The album title Thelonia is a personal dedication from Sternal to his family and of course also a reference to Thelonious Monk. “I’m a big fan of the jazz tradition, even if it’s only reflected in my music in sublimated form,” Sternal says. To him, the transformation of the name into the feminine form symbolizes an opening, a mental bridging from the historic to the multi-dimensional present. It goes without saying that Sternal’s creative will interprets the two jazz standards on the album, Gershwin’s “Embraceable You” and “The Way You Look Tonight” by Jerome Kern, quite differently than Monk or Fats Waller. While Sternal also sees himself rooted in the history, his playing reflects influences from many directions – including ones that don’t become apparent right away. “I studied with Eve Risser in Paris and find her free style of playing very inspiring. On the other hand, I’m also a big fan of the electro-funk band Knower. Although I sound completely different myself, I’m convinced that such influences find their way into my music, though sometimes in a very indirect way.” Like probably everyone of his trade, he has studied Cecil Taylor and Art Tatum, Jarrett and Corea, but also Achim Kaufmann. And thus all these encounters appear over and over again as flashes lighting up a very broad horizon.

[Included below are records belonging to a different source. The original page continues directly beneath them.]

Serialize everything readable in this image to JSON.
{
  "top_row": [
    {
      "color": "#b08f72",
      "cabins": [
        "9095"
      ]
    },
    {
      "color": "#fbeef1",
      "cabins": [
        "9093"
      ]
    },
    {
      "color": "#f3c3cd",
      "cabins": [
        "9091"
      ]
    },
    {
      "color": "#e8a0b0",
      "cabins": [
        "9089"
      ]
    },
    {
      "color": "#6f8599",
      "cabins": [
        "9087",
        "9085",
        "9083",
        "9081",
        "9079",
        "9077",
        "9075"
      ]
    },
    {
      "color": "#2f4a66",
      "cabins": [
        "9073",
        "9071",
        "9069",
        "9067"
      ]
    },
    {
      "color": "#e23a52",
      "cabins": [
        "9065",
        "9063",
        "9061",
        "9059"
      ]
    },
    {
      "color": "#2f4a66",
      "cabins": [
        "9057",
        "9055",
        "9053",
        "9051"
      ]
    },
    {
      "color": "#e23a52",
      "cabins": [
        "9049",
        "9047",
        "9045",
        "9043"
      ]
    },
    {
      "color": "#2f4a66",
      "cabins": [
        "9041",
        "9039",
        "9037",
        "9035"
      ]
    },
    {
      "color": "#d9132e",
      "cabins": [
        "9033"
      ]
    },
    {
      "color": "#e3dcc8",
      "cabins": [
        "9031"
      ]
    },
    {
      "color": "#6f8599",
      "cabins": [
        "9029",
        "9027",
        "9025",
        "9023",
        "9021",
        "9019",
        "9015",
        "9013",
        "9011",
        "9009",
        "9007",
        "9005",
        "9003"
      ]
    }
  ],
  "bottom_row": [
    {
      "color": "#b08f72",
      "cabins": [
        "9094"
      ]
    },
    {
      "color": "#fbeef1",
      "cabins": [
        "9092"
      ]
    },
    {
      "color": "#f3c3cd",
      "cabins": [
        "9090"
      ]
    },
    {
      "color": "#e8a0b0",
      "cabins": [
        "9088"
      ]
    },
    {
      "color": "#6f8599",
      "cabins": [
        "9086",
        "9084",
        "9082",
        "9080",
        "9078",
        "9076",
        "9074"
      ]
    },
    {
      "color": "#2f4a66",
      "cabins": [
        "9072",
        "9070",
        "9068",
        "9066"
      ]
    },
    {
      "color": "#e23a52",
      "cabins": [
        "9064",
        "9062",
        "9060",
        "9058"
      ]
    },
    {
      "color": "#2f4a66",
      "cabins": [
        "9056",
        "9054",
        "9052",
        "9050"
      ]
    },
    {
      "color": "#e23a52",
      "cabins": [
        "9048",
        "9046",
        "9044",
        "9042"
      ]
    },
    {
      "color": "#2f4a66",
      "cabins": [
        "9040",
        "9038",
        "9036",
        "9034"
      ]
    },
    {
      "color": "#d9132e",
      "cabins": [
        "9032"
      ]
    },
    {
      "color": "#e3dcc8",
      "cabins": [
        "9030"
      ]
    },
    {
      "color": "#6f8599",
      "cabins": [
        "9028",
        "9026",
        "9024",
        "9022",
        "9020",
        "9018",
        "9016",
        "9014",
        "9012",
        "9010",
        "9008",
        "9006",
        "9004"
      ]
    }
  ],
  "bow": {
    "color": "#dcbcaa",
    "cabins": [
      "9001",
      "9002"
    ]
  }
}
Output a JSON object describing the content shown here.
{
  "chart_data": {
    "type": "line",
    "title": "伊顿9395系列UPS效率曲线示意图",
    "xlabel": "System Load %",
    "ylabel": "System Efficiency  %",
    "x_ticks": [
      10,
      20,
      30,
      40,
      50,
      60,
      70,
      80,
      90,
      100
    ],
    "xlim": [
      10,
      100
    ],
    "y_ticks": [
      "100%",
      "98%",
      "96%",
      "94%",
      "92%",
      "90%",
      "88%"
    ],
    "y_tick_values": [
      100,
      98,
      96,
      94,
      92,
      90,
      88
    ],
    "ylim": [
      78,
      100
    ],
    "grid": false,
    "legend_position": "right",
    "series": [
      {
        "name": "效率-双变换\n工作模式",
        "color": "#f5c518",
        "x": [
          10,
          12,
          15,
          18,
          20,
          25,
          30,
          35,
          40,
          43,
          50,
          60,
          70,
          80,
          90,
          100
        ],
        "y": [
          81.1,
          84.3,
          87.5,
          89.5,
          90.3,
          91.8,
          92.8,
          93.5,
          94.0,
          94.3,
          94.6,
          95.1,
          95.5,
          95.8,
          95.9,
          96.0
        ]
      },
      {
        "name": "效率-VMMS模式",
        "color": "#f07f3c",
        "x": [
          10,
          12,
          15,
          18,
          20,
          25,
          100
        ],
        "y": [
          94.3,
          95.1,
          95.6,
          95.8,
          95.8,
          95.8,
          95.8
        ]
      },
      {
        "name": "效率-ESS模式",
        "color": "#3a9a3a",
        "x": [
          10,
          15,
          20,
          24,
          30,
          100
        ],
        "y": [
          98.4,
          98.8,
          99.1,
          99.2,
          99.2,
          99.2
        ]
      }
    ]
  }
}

When Sebastian Sternal presented excerpts of his new repertoire live as a preview in the fall of 2021, the FAZ noted: „The balance between airy, transparent passages and temporarily denser sections characterizes Sternal’s solo program just as much as his personal illumination of jazz and late Romantic influences. […] Rightfully, Sebastian Sternal is enthusiastically celebrated for his brilliant playing, his power of imagination and his creative will at the end of the show.“ It is precisely this expressiveness of Sternal that constitutes the distinctive character and intensity of Thelonia.